An international team of scientists has discovered a gene directly related to human skin coloration. Led by Keith Cheng of Pennsylvania State University, the team included Nancy Mangini, associate professor of anatomy and cell biology at the Indiana University School of Medicine's regional center on the IU Northwest campus. The team's research, supported by the National Science Foundation and featured on the cover of the journal Science in December, first determined that a gene called golden is responsible for the pigmentation differences between zebrafish variants. The researchers then used an online database of human genome information to find a similar gene in humans.

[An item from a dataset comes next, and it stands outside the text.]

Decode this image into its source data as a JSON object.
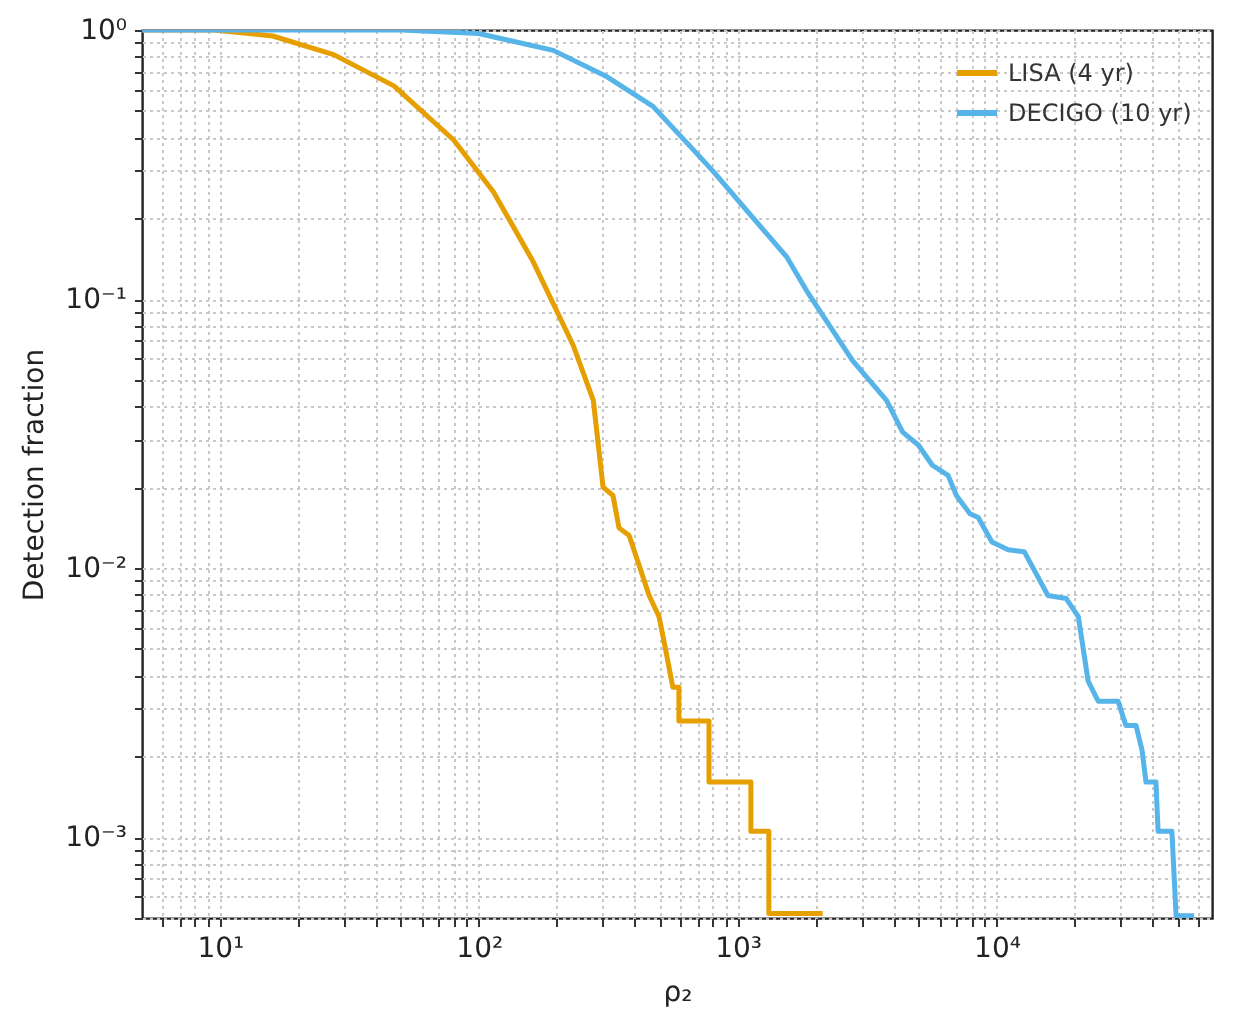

They found that a specific change in the human genetic counterpart to golden was prevalent in lighter-skinned European populations, while the gene without the change was linked to the darker pigmentation of West Africans and East Asians. "This gene controls calcium, and we discovered that a minor change causes differences in pigmentation," says Mangini, who does research on the importance of calcium transport in the eye and teaches pharmacology at IUN. Mangini adds that the discovery of a gene that regulates skin pigmentation has potentially wide-ranging health implications. "In cells other than pigment cells, this gene might cause differences in the way cells react to medicines," she says. "So skin color might be an indicator of the potential for other health problems."
Just a Spoonful of Sugar
Sugar--it does a lot more than simply make the medicine go down. Like genes and proteins, sugars are major molecules that play various roles in the human body, from affecting the immune system to contributing to cancer. Until recently, the complexity of sugars in the body was a stumbling block for researchers, but new technologies have improved the ability of scientists to understand the structures and functions of the molecules. As members of the new National Center for Glycomics and Glycoproteomics established with a $3.2 million grant from the National Institutes of Health, Milos Novotny, Distinguished Professor and the Lilly Chemistry Alumni Chair at IUB, and IU colleagues from chemistry, informatics, and biology will study sugar chains in the body (glycomics) and examine the differences in the ways these sugar chains are attached to proteins (glycoproteomics). A better understanding of biological sugars, how they work, and how changes in these molecules cause illness or are affected by medicines could lead to new treatments for many diseases. The IU center will use mass spectrometry to generate a complete analytical system for glycoprotein studies and will conduct investigations of glycoprotein markers associated with cancer and alcoholism, endocrinology-centered studies including fertilization, and comparative research involving plants and animals. The NIH award adds to a $2 million award for glycomics research from the Indiana 21st Century Research and Technology Fund.